Synopses & Reviews
In this warm, stimulating brew of personal stories, acclaimed author Kathleen Dean Moore uses the metaphor of an island to challenge the cynicism inherent in the Western worldview. A gifted storyteller with a sly sense of humor, Moore explores three separations brought to us by Enlightenment philosophers: the separation of human from nature, of things near and far away, and of the sacred from the mundane. Challenging each, such as Descartes' idea that humans have a discrete consciousness and can alter creation while remaining unaltered themselves, she reveals why such divisions don't tally with the values expressed daily in the way people live. Moore disguises her philosophical explorations in stories: about vacationing on a tiny island in Alaska, visiting her father in the hospital, watching grouse perform their mating dance in the desert. Throughout, she shows that, when properly observed, the world is full of opportunities to find hidden connections.
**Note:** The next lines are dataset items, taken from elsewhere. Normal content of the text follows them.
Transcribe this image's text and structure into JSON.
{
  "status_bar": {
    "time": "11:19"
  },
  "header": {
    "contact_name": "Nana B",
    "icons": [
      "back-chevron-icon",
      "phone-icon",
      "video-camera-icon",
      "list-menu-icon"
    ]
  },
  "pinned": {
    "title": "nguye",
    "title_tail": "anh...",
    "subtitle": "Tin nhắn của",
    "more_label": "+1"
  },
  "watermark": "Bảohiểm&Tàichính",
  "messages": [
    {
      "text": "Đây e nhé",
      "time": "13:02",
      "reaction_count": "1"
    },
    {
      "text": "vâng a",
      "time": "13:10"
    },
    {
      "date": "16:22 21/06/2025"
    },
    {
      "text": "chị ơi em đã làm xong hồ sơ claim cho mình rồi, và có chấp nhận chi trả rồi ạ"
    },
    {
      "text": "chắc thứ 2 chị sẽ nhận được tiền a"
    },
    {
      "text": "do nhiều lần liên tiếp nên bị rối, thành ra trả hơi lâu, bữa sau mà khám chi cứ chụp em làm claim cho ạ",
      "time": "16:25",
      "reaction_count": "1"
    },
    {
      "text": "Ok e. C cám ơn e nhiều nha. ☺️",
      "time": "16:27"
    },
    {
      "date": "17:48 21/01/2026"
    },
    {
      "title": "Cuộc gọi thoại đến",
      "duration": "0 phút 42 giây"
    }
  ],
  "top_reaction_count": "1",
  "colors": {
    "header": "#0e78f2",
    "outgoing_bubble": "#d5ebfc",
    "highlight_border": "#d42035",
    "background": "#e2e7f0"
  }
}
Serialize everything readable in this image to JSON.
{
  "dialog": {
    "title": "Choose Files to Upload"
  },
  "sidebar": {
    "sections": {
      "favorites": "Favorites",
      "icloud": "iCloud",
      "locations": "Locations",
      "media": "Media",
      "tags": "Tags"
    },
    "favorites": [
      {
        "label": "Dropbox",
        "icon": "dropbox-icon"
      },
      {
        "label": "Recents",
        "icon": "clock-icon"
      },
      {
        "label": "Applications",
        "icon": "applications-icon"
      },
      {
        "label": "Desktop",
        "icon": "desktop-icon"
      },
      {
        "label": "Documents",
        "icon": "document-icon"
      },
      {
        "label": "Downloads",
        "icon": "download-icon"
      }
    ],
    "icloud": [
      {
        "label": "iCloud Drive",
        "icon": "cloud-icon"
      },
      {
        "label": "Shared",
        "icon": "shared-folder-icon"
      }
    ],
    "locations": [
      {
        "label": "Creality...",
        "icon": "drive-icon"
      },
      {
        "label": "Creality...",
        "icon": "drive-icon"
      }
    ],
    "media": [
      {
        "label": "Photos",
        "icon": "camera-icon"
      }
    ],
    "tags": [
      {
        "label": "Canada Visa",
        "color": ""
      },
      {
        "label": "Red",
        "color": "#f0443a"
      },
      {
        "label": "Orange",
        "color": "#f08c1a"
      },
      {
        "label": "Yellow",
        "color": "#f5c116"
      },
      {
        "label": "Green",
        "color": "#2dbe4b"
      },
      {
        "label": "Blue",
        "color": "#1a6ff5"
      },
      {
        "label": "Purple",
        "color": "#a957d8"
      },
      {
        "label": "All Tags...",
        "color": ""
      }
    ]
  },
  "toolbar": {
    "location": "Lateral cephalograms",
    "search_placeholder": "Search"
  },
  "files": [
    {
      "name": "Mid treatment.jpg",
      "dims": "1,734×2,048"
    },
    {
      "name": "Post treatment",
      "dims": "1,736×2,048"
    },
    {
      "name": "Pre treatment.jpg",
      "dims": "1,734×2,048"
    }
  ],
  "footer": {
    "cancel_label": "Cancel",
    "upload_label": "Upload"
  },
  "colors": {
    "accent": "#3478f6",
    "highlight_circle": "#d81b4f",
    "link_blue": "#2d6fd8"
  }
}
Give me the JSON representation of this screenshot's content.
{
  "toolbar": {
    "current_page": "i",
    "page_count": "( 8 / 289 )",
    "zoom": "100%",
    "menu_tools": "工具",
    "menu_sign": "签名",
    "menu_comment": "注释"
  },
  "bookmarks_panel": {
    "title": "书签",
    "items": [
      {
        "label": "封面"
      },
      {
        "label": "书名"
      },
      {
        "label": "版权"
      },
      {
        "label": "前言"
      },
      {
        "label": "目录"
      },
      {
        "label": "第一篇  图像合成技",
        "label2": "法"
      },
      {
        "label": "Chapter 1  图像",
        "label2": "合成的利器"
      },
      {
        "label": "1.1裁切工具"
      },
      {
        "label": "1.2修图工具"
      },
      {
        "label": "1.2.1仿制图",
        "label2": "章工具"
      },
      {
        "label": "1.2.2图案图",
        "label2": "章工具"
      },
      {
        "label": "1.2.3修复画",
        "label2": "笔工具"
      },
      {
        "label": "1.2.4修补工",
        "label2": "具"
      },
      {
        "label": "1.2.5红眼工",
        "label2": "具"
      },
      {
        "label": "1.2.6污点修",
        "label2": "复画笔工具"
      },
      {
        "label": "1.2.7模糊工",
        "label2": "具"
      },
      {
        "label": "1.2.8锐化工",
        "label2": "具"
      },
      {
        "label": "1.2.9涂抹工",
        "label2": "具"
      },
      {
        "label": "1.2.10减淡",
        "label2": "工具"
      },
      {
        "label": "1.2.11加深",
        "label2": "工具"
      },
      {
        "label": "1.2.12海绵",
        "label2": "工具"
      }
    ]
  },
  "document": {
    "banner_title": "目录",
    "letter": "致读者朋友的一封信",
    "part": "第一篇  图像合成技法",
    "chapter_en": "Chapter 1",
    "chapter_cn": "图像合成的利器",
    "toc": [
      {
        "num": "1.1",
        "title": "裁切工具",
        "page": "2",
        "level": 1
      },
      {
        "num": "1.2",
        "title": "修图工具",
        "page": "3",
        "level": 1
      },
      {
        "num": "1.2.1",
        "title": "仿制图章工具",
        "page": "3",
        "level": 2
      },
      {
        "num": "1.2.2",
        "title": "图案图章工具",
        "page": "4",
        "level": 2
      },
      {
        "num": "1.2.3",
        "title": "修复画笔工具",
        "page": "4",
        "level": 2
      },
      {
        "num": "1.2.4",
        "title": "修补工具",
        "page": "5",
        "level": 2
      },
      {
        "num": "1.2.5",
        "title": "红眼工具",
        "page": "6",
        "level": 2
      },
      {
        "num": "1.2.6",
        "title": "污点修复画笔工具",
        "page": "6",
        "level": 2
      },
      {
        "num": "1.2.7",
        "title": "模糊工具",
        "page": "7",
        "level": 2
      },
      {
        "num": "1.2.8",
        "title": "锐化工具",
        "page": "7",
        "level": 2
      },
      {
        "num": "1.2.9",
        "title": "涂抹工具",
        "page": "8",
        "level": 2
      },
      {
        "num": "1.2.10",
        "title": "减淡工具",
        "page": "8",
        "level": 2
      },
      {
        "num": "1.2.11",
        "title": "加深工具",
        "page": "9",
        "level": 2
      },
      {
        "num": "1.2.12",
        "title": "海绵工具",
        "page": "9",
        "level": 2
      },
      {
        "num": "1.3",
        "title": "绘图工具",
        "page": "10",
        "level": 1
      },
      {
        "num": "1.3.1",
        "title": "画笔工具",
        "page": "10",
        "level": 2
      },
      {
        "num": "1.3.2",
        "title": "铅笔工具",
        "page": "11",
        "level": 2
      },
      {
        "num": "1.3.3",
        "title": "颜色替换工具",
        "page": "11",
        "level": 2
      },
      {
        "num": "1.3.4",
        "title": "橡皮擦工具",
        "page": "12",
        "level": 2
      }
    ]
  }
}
Can the love reserved for family and friends be extended to a place? In her latest book, acclaimed author Kathleen Dean Moore reflects on how deeply the environment is entrenched in the human spirit, despite the notion that nature and humans are somehow separate. Moore's essays, deeply felt and often funny, make connections in what can appear to be a disconnected world. Written in parable form, her stories of family and friends of wilderness excursions with her husband and children, camping trips with students, blowing up a dam, her daughter's arrest for protesting the war in Iraq affirm an impulse of caring that belies the abstract division of humans from nature, of the sacred from the mundane. Underlying these wonderfully engaging stories is the authors belief in a new ecological ethic of care, one that expands the idea of community to include the environment, and embraces the land as family.